Although the malaria vector, the Anopheles quadrimaculatus mosquito species, never disappeared from the state, Florida has kept the disease at bay, for the most part, because of mosquito surveillance efforts and people’s limited exposure to the insects, disease ecology researchers Sadie Ryan and Courtney Murdock said.

Globally, as temperatures warm, mosquitoes are able to breed faster, lay more eggs and bite more people, said Ryan, a professor at the University of Florida.
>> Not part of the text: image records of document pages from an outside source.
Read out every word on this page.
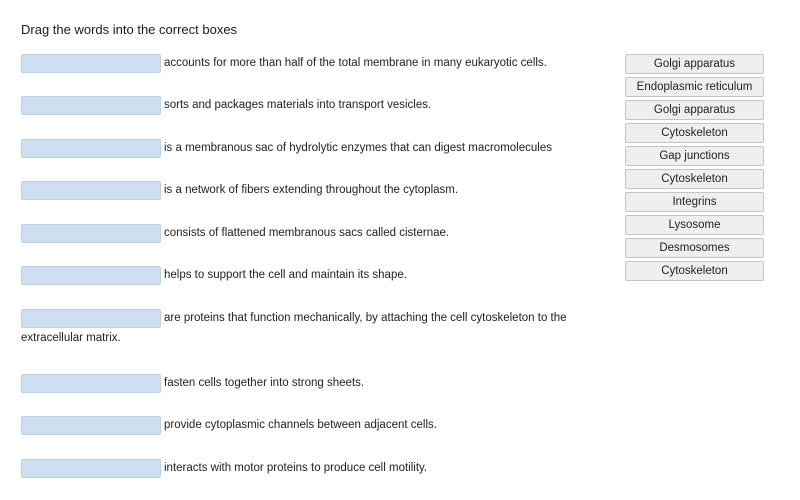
Drag the words into the correct boxes
accounts for more than half of the total membrane in many eukaryotic cells.
sorts and packages materials into transport vesicles.
is a membranous sac of hydrolytic enzymes that can digest macromolecules
is a network of fibers extending throughout the cytoplasm.
consists of flattened membranous sacs called cisternae.
helps to support the cell and maintain its shape.
are proteins that function mechanically, by attaching the cell cytoskeleton to the
extracellular matrix.
fasten cells together into strong sheets.
provide cytoplasmic channels between adjacent cells.
interacts with motor proteins to produce cell motility.
Golgi apparatus
Endoplasmic reticulum
Golgi apparatus
Cytoskeleton
Gap junctions
Cytoskeleton
Integrins
Lysosome
Desmosomes
Cytoskeleton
Additionally, higher temperatures also accelerate the growth of the parasite — Plasmodium vivax in the seven cases coming out of Sarasota County — that causes mosquitoes to spread malaria, according to the Centers for Disease Control and Prevention. However, since the malaria cases in Sarasota and dengue cases in Miami-Dade County haven’t spread elsewhere, Ryan and Murdock said they are not too worried.

Shift in Climate

Not all mosquitoes or the kinds of malaria they spread are the same, though. Species have different temperature thresholds of conditions where they can thrive, Ryan said.

“Obviously, once the proteins are cooking, they’re not really doing well anymore, and they’re not going to be flying around biting people and infecting them,” she said. “But sort of the flip side of that is: If it’s really too hot for a tropical mosquito to live, it’s probably really uncomfortable for humans, and so we start facing all the other issues of extreme heat.”

Hence, mosquitoes will move to areas of the world that were previously too cold or not humid enough. It is unclear how this will impact Florida since most of the research is based in South America and Africa, where malaria is most common and deadly.

Research indicates that mosquitoes are expanding to higher altitude areas in the highlands of South America and mountainous regions of eastern Africa as lower altitudes become too hot, according to an Associated Press article.

Just as the suitable areas for vectors are shifting in Africa and South America, the same could happen in the U.S. Ultimately, the spread of mosquito-borne diseases depends on how humans interact with mosquitoes. Screened windows and doors, air-conditioning, limited time outdoors and insecticide treatments help keep mosquito populations from getting out of control.

While the spread of malaria in other continents doesn’t directly affect Florida, a traveler could unknowingly contract the disease elsewhere and infect a mosquito in the state, which is how the spread in Sarasota must have started, Ryan said. Someone may not show any malaria symptoms because the parasite can go dormant and hide in the person’s liver.

“Malaria can’t travel by itself, and we have the vectors that can transmit it,” Ryan said. “We have the climate that is suitable for those vectors to be around. Particularly, Anopheles quadromaculatus that we think is the main malaria vector still hanging out in Florida. So, yes, it’s a low probability, but it’s not a zero probability.”

Micro-climates

The mosquitoes humans co-exist with nowadays are highly domesticized, said Murdock, a professor at Cornell University. She is an expert on how mosquitoes transmit diseases. In the two-week lifespan of anopheles, they live in small areas and only experience those micro-climates, which Murdock studies.

For example, mosquitoes have adapted to breeding in standing water at construction sites, she said.

“If you have more urbanization, you’re going to have more concrete,” Murdock said. “You’re going to have a lot of surfaces that absorb heat, and then radiate heat slowly throughout the day; you’re going to have a lot of the built environments; you’re not going to have a lot of air flows. These can create pockets of warmer areas relative to the non-urban outskirts.

“This can have important implications for the temperatures and relative humidities mosquitoes experience, which will affect the environmental suitability for these diseases.”

Still, climate change research, particularly in Florida, focuses on the larger-scale impact of natural disasters, taking precedence over the micro-climates that are most relevant to mosquitoes.